I welcome news that David Cameron is to review the way in which veterans dying due to asbestos exposure during their military service are compensated.
During Prime Ministers Questions yesterday, the Prime Minister was challenged by Labour MP Dave Anderson over the unfair treatment of former service personnel suffering from mesothelioma, a deadly lung cancer caused by asbestos.

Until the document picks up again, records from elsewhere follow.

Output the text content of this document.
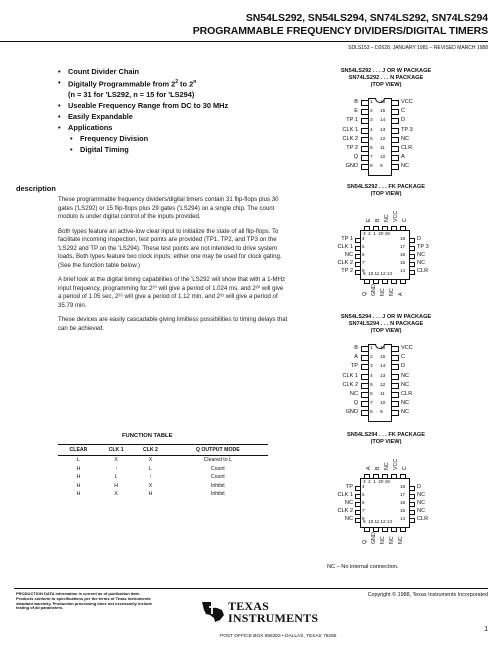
SN54LS292, SN54LS294, SN74LS292, SN74LS294
PROGRAMMABLE FREQUENCY DIVIDERS/DIGITAL TIMERS
SDLS153 – D2628, JANUARY 1981 – REVISED MARCH 1988
• Count Divider Chain
• Digitally Programmable from $2^2$ to 2$^n$
(n = 31 for 'LS292, n = 15 for 'LS294)
• Useable Frequency Range from DC to 30 MHz
• Easily Expandable
• Applications
• Frequency Division
• Digital Timing
description

These programmable frequency dividers/digital timers contain 31 flip-flops plus 30 gates ('LS292) or 15 flip-flops plus 29 gates ('LS294) on a single chip. The count modulo is under digital control of the inputs provided.

Both types feature an active-low clear input to initialize the state of all flip-flops. To facilitate incoming inspection, test points are provided (TP1, TP2, and TP3 on the 'LS292 and TP on the 'LS294). These test points are not intended to drive system loads. Both types feature two clock inputs; either one may be used for clock gating. (See the function table below.)

A brief look at the digital timing capabilities of the 'LS292 will show that with a 1-MHz input frequency, programming for 2¹⁰ will give a period of 1.024 ms, and 2²⁰ will give a period of 1.05 sec, 2²⁶ will give a period of 1.12 min, and 2³¹ will give a period of 35.79 min.

These devices are easily cascadable giving limitless possibilities to timing delays that can be achieved.

FUNCTION TABLE
CLEAR	CLK 1	CLK 2	Q OUTPUT MODE
L	X	X	Cleared to L
H	↑	L	Count
H	L	↑	Count
H	H	X	Inhibit
H	X	H	Inhibit
SN54LS292 . . . J OR W PACKAGE
SN74LS292 . . . N PACKAGE
(TOP VIEW)
B	1 16	VCC
E	2 15	C
TP 1	3 14	D
CLK 1	4 13	TP 3
CLK 2	5 12	NC
TP 2	6 11	CLR
Q	7 10	A
GND	8 9	NC
SN54LS292 . . . FK PACKAGE
(TOP VIEW)
E B NC VCC C
3  2  1  20 19
TP 1 4	18 D
CLK 1 5	17 TP 3
NC 6	16 NC
CLK 2 7	15 NC
TP 2 8	14 CLR
9  10 11 12 13
Q GND NC NC A
SN54LS294 . . . J OR W PACKAGE
SN74LS294 . . . N PACKAGE
(TOP VIEW)
B	1 16	VCC
A	2 15	C
TP	3 14	D
CLK 1	4 13	NC
CLK 2	5 12	NC
NC	6 11	CLR
Q	7 10	NC
GND	8 9	NC
SN54LS294 . . . FK PACKAGE
(TOP VIEW)
A B NC VCC C
3  2  1  20 19
TP 4	18 D
CLK 1 5	17 NC
NC 6	16 NC
CLK 2 7	15 NC
NC 8	14 CLR
9  10 11 12 13
Q GND NC NC NC
NC – No internal connection.
PRODUCTION DATA information is current as of publication date. Products conform to specifications per the terms of Texas Instruments standard warranty. Production processing does not necessarily include testing of all parameters.
Copyright © 1988, Texas Instruments Incorporated
TEXAS
INSTRUMENTS
POST OFFICE BOX 655303 • DALLAS, TEXAS 75265
1
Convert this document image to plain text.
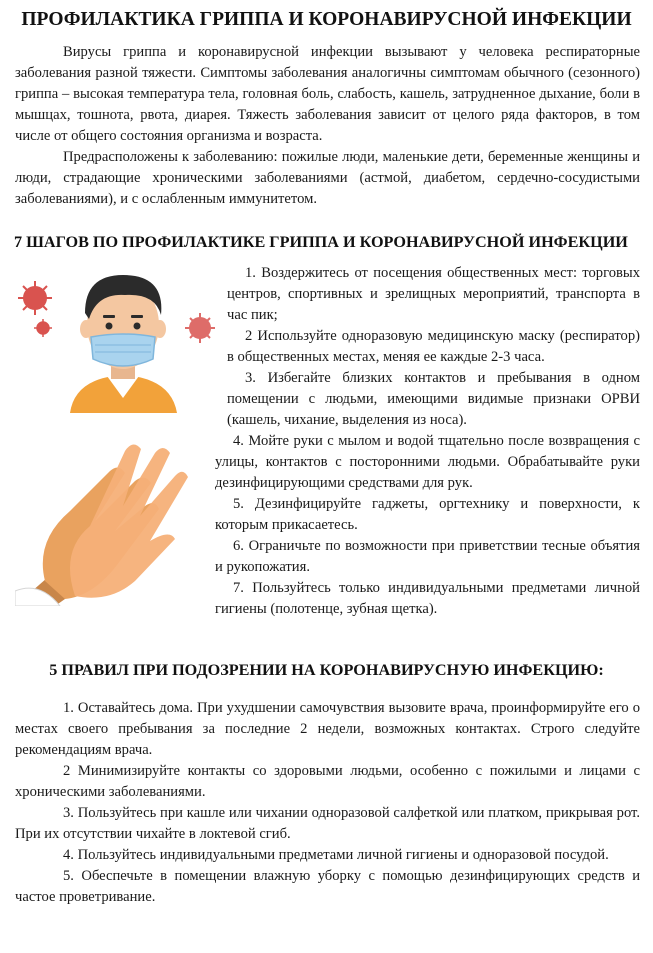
ПРОФИЛАКТИКА ГРИППА И КОРОНАВИРУСНОЙ ИНФЕКЦИИ

Вирусы гриппа и коронавирусной инфекции вызывают у человека респираторные заболевания разной тяжести. Симптомы заболевания аналогичны симптомам обычного (сезонного) гриппа – высокая температура тела, головная боль, слабость, кашель, затрудненное дыхание, боли в мышцах, тошнота, рвота, диарея. Тяжесть заболевания зависит от целого ряда факторов, в том числе от общего состояния организма и возраста.

Предрасположены к заболеванию: пожилые люди, маленькие дети, беременные женщины и люди, страдающие хроническими заболеваниями (астмой, диабетом, сердечно-сосудистыми заболеваниями), и с ослабленным иммунитетом.

7 ШАГОВ ПО ПРОФИЛАКТИКЕ ГРИППА И КОРОНАВИРУСНОЙ ИНФЕКЦИИ

1. Воздержитесь от посещения общественных мест: торговых центров, спортивных и зрелищных мероприятий, транспорта в час пик;

2 Используйте одноразовую медицинскую маску (респиратор) в общественных местах, меняя ее каждые 2-3 часа.

3. Избегайте близких контактов и пребывания в одном помещении с людьми, имеющими видимые признаки ОРВИ (кашель, чихание, выделения из носа).

4. Мойте руки с мылом и водой тщательно после возвращения с улицы, контактов с посторонними людьми. Обрабатывайте руки дезинфицирующими средствами для рук.

5. Дезинфицируйте гаджеты, оргтехнику и поверхности, к которым прикасаетесь.

6. Ограничьте по возможности при приветствии тесные объятия и рукопожатия.

7. Пользуйтесь только индивидуальными предметами личной гигиены (полотенце, зубная щетка).

5 ПРАВИЛ ПРИ ПОДОЗРЕНИИ НА КОРОНАВИРУСНУЮ ИНФЕКЦИЮ:

1. Оставайтесь дома. При ухудшении самочувствия вызовите врача, проинформируйте его о местах своего пребывания за последние 2 недели, возможных контактах. Строго следуйте рекомендациям врача.

2 Минимизируйте контакты со здоровыми людьми, особенно с пожилыми и лицами с хроническими заболеваниями.

3. Пользуйтесь при кашле или чихании одноразовой салфеткой или платком, прикрывая рот. При их отсутствии чихайте в локтевой сгиб.

4. Пользуйтесь индивидуальными предметами личной гигиены и одноразовой посудой.

5. Обеспечьте в помещении влажную уборку с помощью дезинфицирующих средств и частое проветривание.
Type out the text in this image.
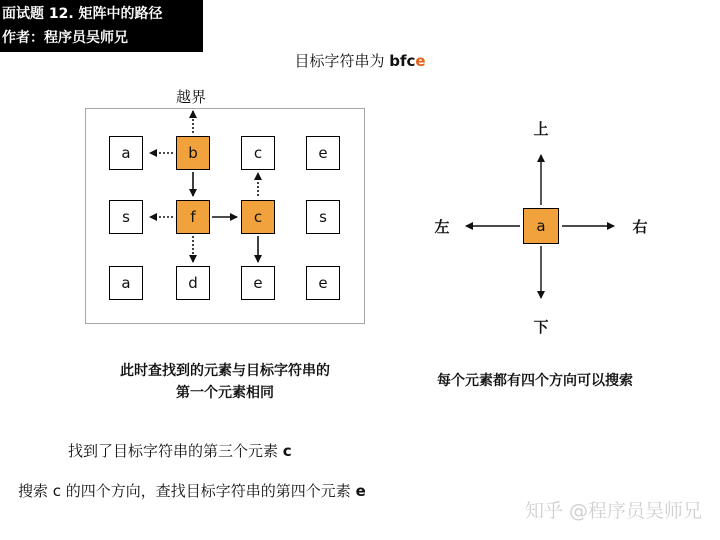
面试题 12. 矩阵中的路径
作者：程序员吴师兄
目标字符串为 bfce
越界
a	b	c	e
s	f	c	s
a	d	e	e
此时查找到的元素与目标字符串的
第一个元素相同
a
上
下
左	右
每个元素都有四个方向可以搜索
找到了目标字符串的第三个元素 c
搜索 c 的四个方向，查找目标字符串的第四个元素 e
知乎 @程序员吴师兄
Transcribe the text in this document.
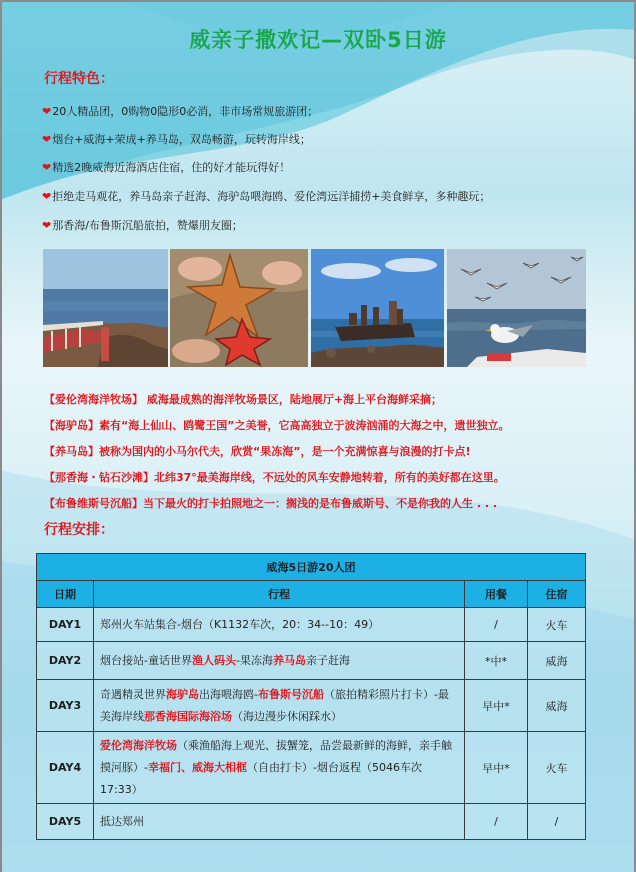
威亲子撒欢记—双卧5日游
行程特色：
❤20人精品团，0购物0隐形0必消，非市场常规旅游团；
❤烟台+威海+荣成+养马岛，双岛畅游，玩转海岸线；
❤精选2晚威海近海酒店住宿，住的好才能玩得好！
❤拒绝走马观花，养马岛亲子赶海、海驴岛喂海鸥、爱伦湾远洋捕捞+美食鲜享，多种趣玩；
❤那香海/布鲁斯沉船旅拍，赞爆朋友圈；
【爱伦湾海洋牧场】 威海最成熟的海洋牧场景区，陆地展厅+海上平台海鲜采摘；
【海驴岛】素有“海上仙山、鸥鹭王国”之美誉，它高高独立于波涛汹涌的大海之中，遗世独立。
【养马岛】被称为国内的小马尔代夫，欣赏“果冻海”，是一个充满惊喜与浪漫的打卡点!
【那香海・钻石沙滩】北纬37°最美海岸线，不远处的风车安静地转着，所有的美好都在这里。
【布鲁维斯号沉船】当下最火的打卡拍照地之一：搁浅的是布鲁威斯号、不是你我的人生 . . .
行程安排：
威海5日游20人团			
日期	行程	用餐	住宿
DAY1	郑州火车站集合-烟台（K1132车次，20：34--10：49）	/	火车
DAY2	烟台接站-童话世界渔人码头-果冻海养马岛亲子赶海	*中*	威海
DAY3	奇遇精灵世界海驴岛出海喂海鸥-布鲁斯号沉船（旅拍精彩照片打卡）-最美海岸线那香海国际海浴场（海边漫步休闲踩水）	早中*	威海
DAY4	爱伦湾海洋牧场（乘渔船海上观光、拔蟹笼，品尝最新鲜的海鲜，亲手触摸河豚）-幸福门、威海大相框（自由打卡）-烟台返程（5046车次17:33）	早中*	火车
DAY5	抵达郑州	/	/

The law protects the Ministry of Defence (MoD) from being sued for compensation for illness or injury caused before 1987. This means some 2,500 Royal Navy veterans who will die of mesothelioma from asbestos exposure on ships decades ago can only apply for a war pension.
The very reason the Law changed in 1987 and S10 of the Armed Forces (Crown Proceedings) Act was that military personnel working alongside civilians in her majesty’s dock yards, who were exposed to asbestos could not claim where civilians could. To allow the military to claim from 1987 was clearly a step in the right direction, but asbestos is a latent disease and lies hidden for years after exposure, sometimes up to 30 years later. Time to claim (currently 3 years) has expired. Time in my view should run from the date the person realised they had asbestosis and that it was related to service even if this is pre 1987.
I agree entirely with the comments below from David Anderson MP and Madeleine Moon MP.
“We need action not warm words…in the week that we recognise the sacrifice that our Armed Forces gave to this country we should look into removing any obstacles that prevent equal access to compensation for all.” David Anderson MP.
“Sadly time is not on the side of those who were exposed to asbestos. The PM must give a firm commitment to bring RN personnel into the same compensation scheme as civilians.” Madeleine Moon MP, a member of the Commons Defence Select Committee.